Monday 24 June 2013

German Europe by Ulrich Beck

This is a succinct and very thought provoking essay looking at the current and short to medium term future of the EU from a largely German perspective and that makes it particularly fascinating.

Beck expertly describes a Europe that is seeing Germany becoming increasingly central to it not just economically, but politically too. This is a role taken up by the Germans in many ways reluctantly but there is a schizophrenia to their approach as of course nothing- particularly where it concerns Europe- is ever simple.

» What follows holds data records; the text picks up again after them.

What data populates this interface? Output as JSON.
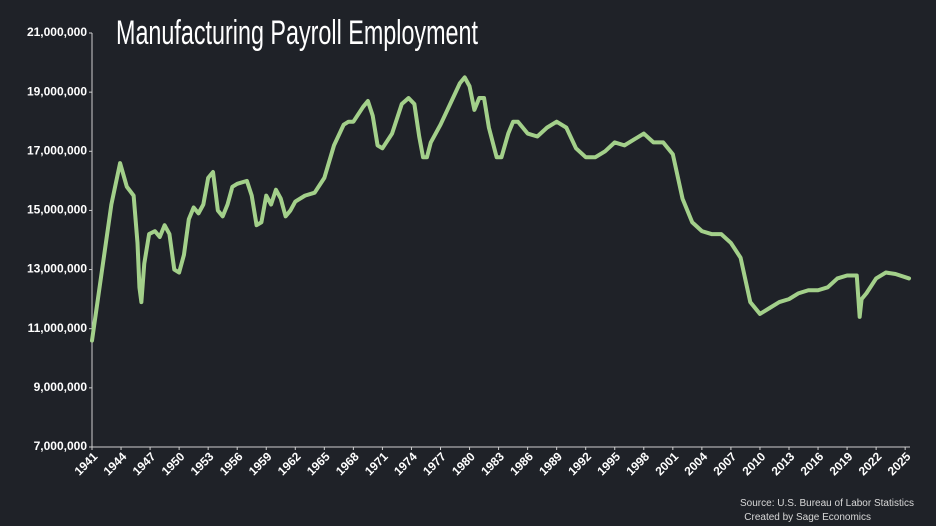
{
  "chart_data": {
    "type": "line",
    "title": "Manufacturing Payroll Employment",
    "source": "Source: U.S. Bureau of Labor Statistics",
    "credit": "Created by Sage Economics",
    "color": "#a3d08a",
    "x": [
      1941,
      1942,
      1943,
      1943.9,
      1944.6,
      1945.3,
      1945.7,
      1945.9,
      1946.1,
      1946.4,
      1946.9,
      1947.5,
      1948,
      1948.5,
      1949,
      1949.5,
      1950,
      1950.5,
      1951,
      1951.5,
      1952,
      1952.5,
      1953,
      1953.5,
      1954,
      1954.5,
      1955,
      1955.5,
      1956,
      1957,
      1957.5,
      1958,
      1958.5,
      1959,
      1959.5,
      1960,
      1960.5,
      1961,
      1961.5,
      1962,
      1963,
      1964,
      1965,
      1966,
      1967,
      1967.5,
      1968,
      1969,
      1969.5,
      1970,
      1970.5,
      1971,
      1972,
      1973,
      1973.7,
      1974.3,
      1974.8,
      1975.2,
      1975.6,
      1976,
      1977,
      1978,
      1979,
      1979.5,
      1980,
      1980.5,
      1981,
      1981.5,
      1982,
      1982.8,
      1983.3,
      1984,
      1984.5,
      1985,
      1986,
      1987,
      1988,
      1989,
      1990,
      1991,
      1992,
      1993,
      1994,
      1995,
      1996,
      1997,
      1998,
      1999,
      2000,
      2001,
      2002,
      2003,
      2004,
      2005,
      2006,
      2007,
      2008,
      2009,
      2010,
      2011,
      2012,
      2013,
      2014,
      2015,
      2016,
      2017,
      2018,
      2019,
      2020,
      2020.3,
      2020.5,
      2021,
      2022,
      2023,
      2024,
      2025.4
    ],
    "values": [
      10600000,
      12900000,
      15200000,
      16600000,
      15800000,
      15500000,
      13900000,
      12400000,
      11900000,
      13200000,
      14200000,
      14300000,
      14100000,
      14500000,
      14200000,
      13000000,
      12900000,
      13500000,
      14700000,
      15100000,
      14900000,
      15200000,
      16100000,
      16300000,
      15000000,
      14800000,
      15200000,
      15800000,
      15900000,
      16000000,
      15500000,
      14500000,
      14600000,
      15500000,
      15200000,
      15700000,
      15400000,
      14800000,
      15000000,
      15300000,
      15500000,
      15600000,
      16100000,
      17200000,
      17900000,
      18000000,
      18000000,
      18500000,
      18700000,
      18200000,
      17200000,
      17100000,
      17600000,
      18600000,
      18800000,
      18600000,
      17500000,
      16800000,
      16800000,
      17300000,
      17900000,
      18600000,
      19300000,
      19500000,
      19200000,
      18400000,
      18800000,
      18800000,
      17800000,
      16800000,
      16800000,
      17600000,
      18000000,
      18000000,
      17600000,
      17500000,
      17800000,
      18000000,
      17800000,
      17100000,
      16800000,
      16800000,
      17000000,
      17300000,
      17200000,
      17400000,
      17600000,
      17300000,
      17300000,
      16900000,
      15400000,
      14600000,
      14300000,
      14200000,
      14200000,
      13900000,
      13400000,
      11900000,
      11500000,
      11700000,
      11900000,
      12000000,
      12200000,
      12300000,
      12300000,
      12400000,
      12700000,
      12800000,
      12800000,
      11400000,
      12000000,
      12200000,
      12700000,
      12900000,
      12850000,
      12700000
    ],
    "xlim": [
      1941,
      2025.5
    ],
    "xticks": [
      1941,
      1944,
      1947,
      1950,
      1953,
      1956,
      1959,
      1962,
      1965,
      1968,
      1971,
      1974,
      1977,
      1980,
      1983,
      1986,
      1989,
      1992,
      1995,
      1998,
      2001,
      2004,
      2007,
      2010,
      2013,
      2016,
      2019,
      2022,
      2025
    ],
    "ylim": [
      7000000,
      21000000
    ],
    "yticks": [
      {
        "value": 7000000,
        "label": "7,000,000"
      },
      {
        "value": 9000000,
        "label": "9,000,000"
      },
      {
        "value": 11000000,
        "label": "11,000,000"
      },
      {
        "value": 13000000,
        "label": "13,000,000"
      },
      {
        "value": 15000000,
        "label": "15,000,000"
      },
      {
        "value": 17000000,
        "label": "17,000,000"
      },
      {
        "value": 19000000,
        "label": "19,000,000"
      },
      {
        "value": 21000000,
        "label": "21,000,000"
      }
    ],
    "grid": false
  }
}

One of the key aspects of the German approach that hadn't occurred to me before and to which I am grateful to this book for highlighting, is the fact that Germany is in fact using it's own re-unification template- when an impoverished and 'errant' European state [the GDR] was absorbed and put back on its feet through sound 'Bundesbank' logic- as one to apply to the indebted and almost bankrupt southern states of the EU. Germany clearly sees the same treatment will bring them into line. The fact that these nations are much bigger, more diverse and- obviously- not German, seems to be escaping consideration in their neoliberal socio-economic strategies.

This is all of course compounded by Merkel being the consummate example of the 21st century phenomenon of talking a lot but doing nothing- importantly not through indecision though, but through a deliberate policy of political inertia. This is perhaps one of the most fascinating political developments in western politics as a whole- the concept of on the surface pleasing everyone all of the time and underneath just doing nothing- and this great little book crystallises that phenomenon very successfully.

So if you want an up-to-date snapshot of the current state of affairs in the EU, this is well worth a read.